投資というのは必ずいい気分になれるものではありません。見返りの多い投資にはそれなりのリスクもあります。さらに失敗した場合犠牲になるのは自分の資産です。このように、ハイリスクである投資にチャレンジするには相当な知識が必要になります。

アダストリアへの投資は、基準価格より割高か?

2015年の株式市場で、大きく値上がりした銘柄のひとつに、アダストリアホールディングス(東証1部・証券コード2685)があります。カジュアル衣料大手で、百貨店やショッピングセンターに「ローリーズファーム」「グローバルワーク」などのブランドで出店しています。買物券が贈呈される株主優待があることから、女性投資家にも人気がある銘柄です。
さて、アダストリアの現在の株価は6,690円(2016年1月4日終値)。最近の業績好調を受け、基準価格に比べかなりの高値になっています。アダストリアは一時業績が低迷し、2015年2月4日に2,645円の安値を付けました。その後月次の回復が顕著になると株価は急騰し、10月1日には7,940円の高値まで駆け上がりました。安値から実に3倍の値上がりです。安値で買った投資家はかなりの利益を上げたことでしょう。

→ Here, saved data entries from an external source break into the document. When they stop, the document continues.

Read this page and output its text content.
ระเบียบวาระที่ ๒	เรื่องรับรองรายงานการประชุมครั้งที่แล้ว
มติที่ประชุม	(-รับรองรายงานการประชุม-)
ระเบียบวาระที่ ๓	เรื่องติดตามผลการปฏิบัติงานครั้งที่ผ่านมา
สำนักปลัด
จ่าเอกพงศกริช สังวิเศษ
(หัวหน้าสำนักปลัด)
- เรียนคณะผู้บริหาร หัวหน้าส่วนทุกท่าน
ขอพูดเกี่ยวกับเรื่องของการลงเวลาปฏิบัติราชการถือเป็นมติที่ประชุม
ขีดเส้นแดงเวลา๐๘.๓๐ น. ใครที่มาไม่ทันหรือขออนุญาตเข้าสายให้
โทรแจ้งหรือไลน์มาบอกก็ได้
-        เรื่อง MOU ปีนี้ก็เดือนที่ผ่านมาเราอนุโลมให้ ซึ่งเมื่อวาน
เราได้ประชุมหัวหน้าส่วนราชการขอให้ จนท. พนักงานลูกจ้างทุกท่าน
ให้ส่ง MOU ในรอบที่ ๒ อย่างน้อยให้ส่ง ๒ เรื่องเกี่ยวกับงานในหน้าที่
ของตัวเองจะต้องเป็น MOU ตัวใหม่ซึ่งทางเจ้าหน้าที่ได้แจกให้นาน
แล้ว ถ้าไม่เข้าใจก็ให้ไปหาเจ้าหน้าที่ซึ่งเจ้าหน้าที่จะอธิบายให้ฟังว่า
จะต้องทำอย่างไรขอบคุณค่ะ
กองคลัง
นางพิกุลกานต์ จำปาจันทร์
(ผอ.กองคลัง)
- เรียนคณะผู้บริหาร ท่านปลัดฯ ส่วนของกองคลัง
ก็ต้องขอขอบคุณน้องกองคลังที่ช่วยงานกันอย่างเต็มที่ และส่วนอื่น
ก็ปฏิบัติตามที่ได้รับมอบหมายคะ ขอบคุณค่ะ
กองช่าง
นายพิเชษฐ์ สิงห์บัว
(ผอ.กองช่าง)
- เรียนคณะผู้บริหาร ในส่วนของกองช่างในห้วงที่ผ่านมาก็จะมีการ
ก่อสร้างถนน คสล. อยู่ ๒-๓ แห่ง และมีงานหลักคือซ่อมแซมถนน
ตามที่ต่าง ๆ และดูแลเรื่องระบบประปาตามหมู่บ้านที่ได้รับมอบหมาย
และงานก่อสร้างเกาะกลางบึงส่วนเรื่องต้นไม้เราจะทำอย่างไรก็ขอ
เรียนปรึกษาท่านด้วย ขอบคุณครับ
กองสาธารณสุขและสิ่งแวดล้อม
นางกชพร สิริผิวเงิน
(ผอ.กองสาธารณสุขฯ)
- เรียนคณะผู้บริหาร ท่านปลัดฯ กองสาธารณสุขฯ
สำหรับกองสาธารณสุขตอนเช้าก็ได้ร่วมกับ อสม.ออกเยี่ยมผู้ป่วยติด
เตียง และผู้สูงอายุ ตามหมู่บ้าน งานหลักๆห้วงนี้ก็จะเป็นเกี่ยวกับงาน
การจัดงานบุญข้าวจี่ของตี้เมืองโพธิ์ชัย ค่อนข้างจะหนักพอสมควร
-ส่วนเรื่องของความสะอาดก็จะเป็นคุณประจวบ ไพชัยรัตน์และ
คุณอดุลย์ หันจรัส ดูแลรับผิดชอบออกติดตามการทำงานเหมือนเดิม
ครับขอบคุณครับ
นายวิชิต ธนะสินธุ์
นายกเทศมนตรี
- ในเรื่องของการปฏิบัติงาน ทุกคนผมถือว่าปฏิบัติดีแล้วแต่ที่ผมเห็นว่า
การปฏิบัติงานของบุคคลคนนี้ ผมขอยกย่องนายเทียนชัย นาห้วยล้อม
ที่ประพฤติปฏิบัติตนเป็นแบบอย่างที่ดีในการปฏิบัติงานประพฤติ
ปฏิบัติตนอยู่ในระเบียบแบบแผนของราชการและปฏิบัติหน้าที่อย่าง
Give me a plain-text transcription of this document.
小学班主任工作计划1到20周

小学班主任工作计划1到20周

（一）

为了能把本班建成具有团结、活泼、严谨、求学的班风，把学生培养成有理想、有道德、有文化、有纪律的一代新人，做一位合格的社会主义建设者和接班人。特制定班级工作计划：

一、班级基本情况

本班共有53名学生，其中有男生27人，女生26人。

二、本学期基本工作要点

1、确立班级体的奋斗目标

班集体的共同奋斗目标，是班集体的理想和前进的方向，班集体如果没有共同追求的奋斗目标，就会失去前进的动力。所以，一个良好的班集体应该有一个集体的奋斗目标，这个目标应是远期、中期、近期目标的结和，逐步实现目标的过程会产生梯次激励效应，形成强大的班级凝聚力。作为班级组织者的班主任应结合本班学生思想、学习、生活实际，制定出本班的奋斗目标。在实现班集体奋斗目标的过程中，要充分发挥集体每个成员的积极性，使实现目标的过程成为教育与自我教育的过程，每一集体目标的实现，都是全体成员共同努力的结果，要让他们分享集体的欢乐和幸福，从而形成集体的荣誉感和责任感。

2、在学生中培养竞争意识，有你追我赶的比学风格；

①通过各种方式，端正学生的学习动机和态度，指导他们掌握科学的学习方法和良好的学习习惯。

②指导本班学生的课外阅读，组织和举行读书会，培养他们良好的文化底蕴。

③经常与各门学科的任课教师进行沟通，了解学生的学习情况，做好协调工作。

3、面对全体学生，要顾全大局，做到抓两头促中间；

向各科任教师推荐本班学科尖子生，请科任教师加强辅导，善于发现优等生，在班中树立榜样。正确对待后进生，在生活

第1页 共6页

アダストリアの指標を基準価格に照らすと、現在の株価はどうなのか。まず、1株利益は2016年2月期の予想で288.3円ですので、PER(株価収益率)は23.2倍で市場平均の約17倍より割高に買われています。また、1株純資産は2,160円でPBR(株価純資産倍率)は3.1倍とこちらも買われすぎのシグナルが出ています。
ただ、成長が期待できる銘柄は割高に買われる傾向があるので、必ずしも基準価格だけで判断できるわけではありません。アダストリアには人気優待株としての側面もあります。単元株数の100株保有で5,000円分の買い物券が贈呈され、配当金の11,000円(2016年2月期予想、1株110円)と合わせると、総収入は16,000円で総合利回りは2.4%になります。
今後の成長に期待し、その間株主優待でショッピングを楽しむという投資法も可能な銘柄です。